Menko PMK Minta Pemudik Sebar Waktu Keberangkatan Jelang Lebaran 2026
Menko PMK Minta Pemudik Sebar Waktu Keberangkatan

Pemerintah Dorong Penyebaran Waktu Keberangkatan Pemudik Jelang Libur Lebaran

Menjelang libur Lebaran 2026, pemerintah mengimbau para pemudik untuk menyebar waktu keberangkatan mereka dan tidak menumpuk di satu waktu yang sama. Menteri Koordinator Bidang Pembangunan Manusia dan Kebudayaan (Menko PMK) Pratikno menyatakan bahwa cuti dan libur panjang sebelum Lebaran bisa menjadi pilihan bagi warga dalam menentukan hari keberangkatan mudik.

Prediksi Puncak Mudik dan Harapan Pemerintah

"Prediksi puncak mudik itu tanggal 18 Maret 2026, tapi kami harap arus mudik tersebar merata di beberapa hari.
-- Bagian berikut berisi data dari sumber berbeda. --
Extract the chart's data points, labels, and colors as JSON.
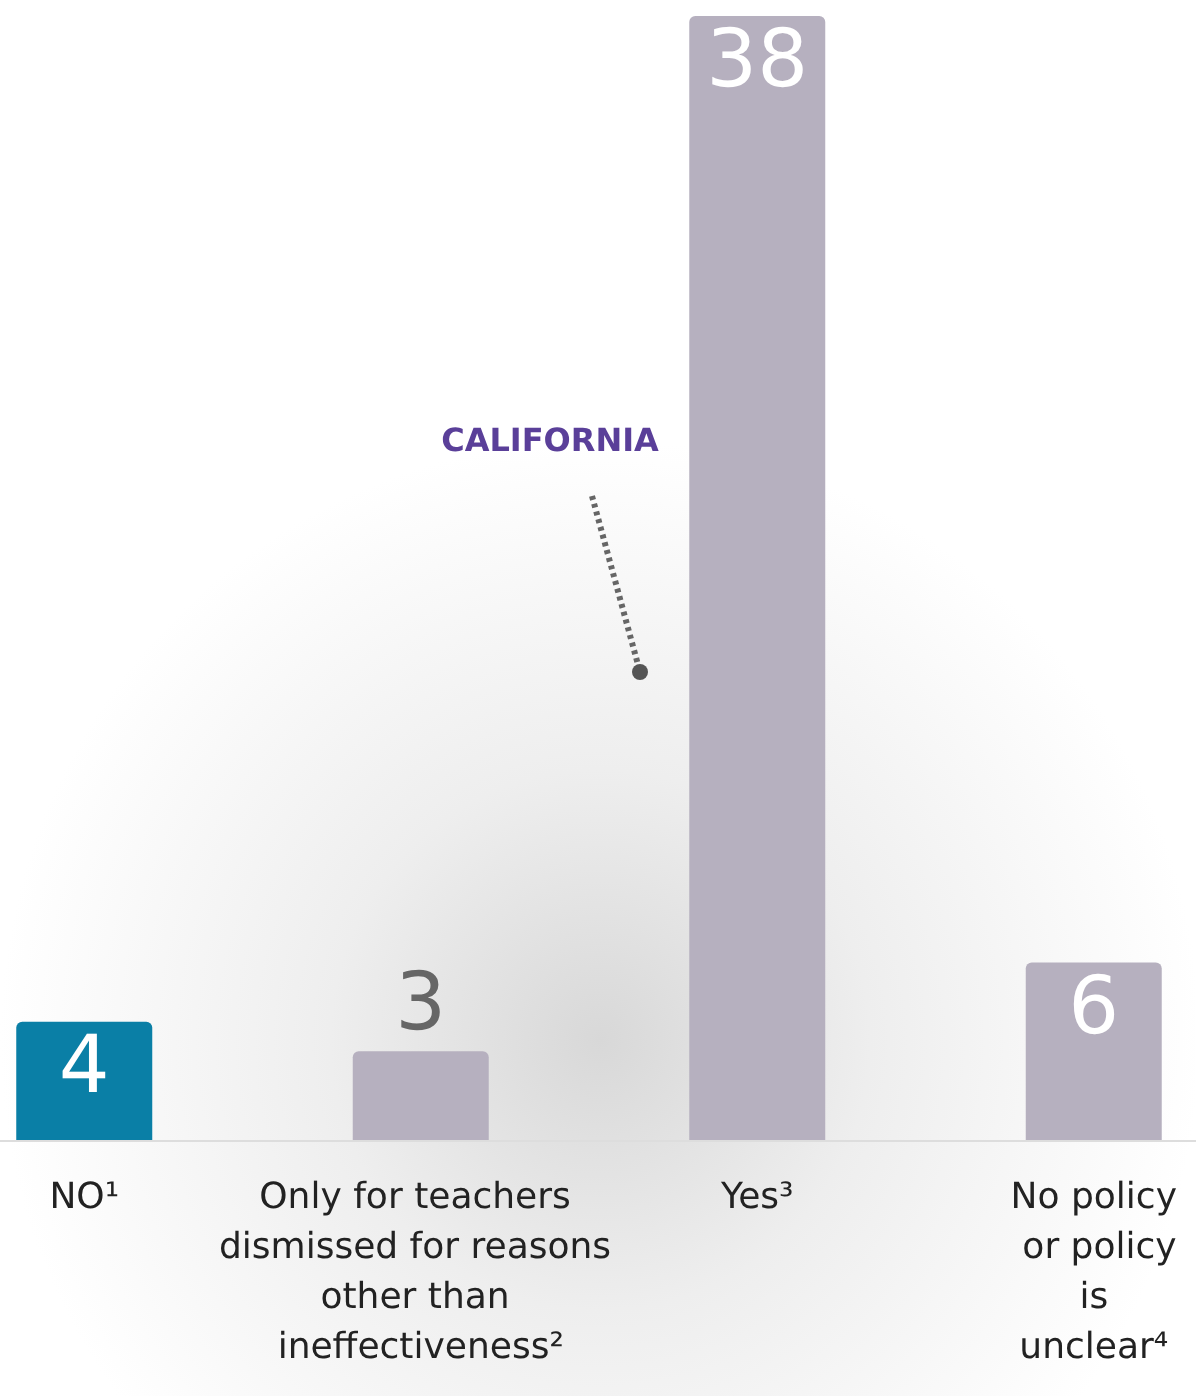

Karena rentang waktunya cukup panjang," kata Pratikno di Pelabuhan Merak, Kota Cilegon, Banten, Jumat (13/3/2026).

Dia menjelaskan bahwa periode libur dimulai dari 13 Maret dengan akhir pekan, dilanjutkan dengan kerja dari mana saja bagi Aparatur Sipil Negara (ASN), cuti bersama, perayaan Nyepi, dan Idul Fitri. Diketahui, Lebaran jatuh pada Jumat 20 Maret atau Sabtu 21 Maret 2026, dengan 18 dan 19 Maret juga merupakan cuti dan libur Hari Raya Nyepi.

Antisipasi dan Sinergi Seluruh Pihak

Pratikno menyampaikan bahwa tingkat kepuasan dalam Operasi Ketupat tahun lalu cukup tinggi, dan dia berharap tahun ini bisa menghasilkan nilai yang lebih baik. "Kita tetap mengantisipasi hal-hal yang tidak terduga, misalnya antisipasi cuaca dan lain-lain. Oleh karena itu, kita mengharapkan semua pihak sinergis, bekerja responsif, dan melayani secara ramah," ujarnya.

Dia juga meminta masyarakat untuk selalu mengikuti pemberitaan dan informasi terkini mengenai mudik, serta mengikuti arahan dari petugas agar perjalanan tetap aman dan nyaman. "Ini adalah kerja kita bersama supaya mudik dan arus balik nanti berjalan dengan aman, nyaman, lancar, dan selamat," tegas Pratikno.

Inovasi untuk Mengurai Antrean di Pelabuhan Merak

Sebelumnya, Kapolri Jenderal Listyo Sigit menyebutkan ada sejumlah inovasi yang dilakukan untuk mengurai antrean di Pelabuhan Merak, Banten. Keputusan ini diharapkan dapat memperlancar mudik Idul Fitri 1447 H atau Lebaran 2026.

"Saya melihat ada beberapa inovasi tambahan yang diharapkan bisa mengurai permasalahan dari tahun ke tahun terkait antrean. Ada penambahan buffer zone dan juga penambahan pelabuhan-pelabuhan baru," ucap Sigit.

Diketahui, ada tiga tambahan buffer zone di wilayah sekitar Pelabuhan Merak. Selain itu, Pelabuhan Krakatau Bandar Samudera digunakan sebagai alternatif jika terjadi penumpukan kendaraan di Jalan Lingkar Selatan (JLS) Cilegon. Sigit berharap inovasi ini dapat disosialisasikan dengan baik kepada masyarakat.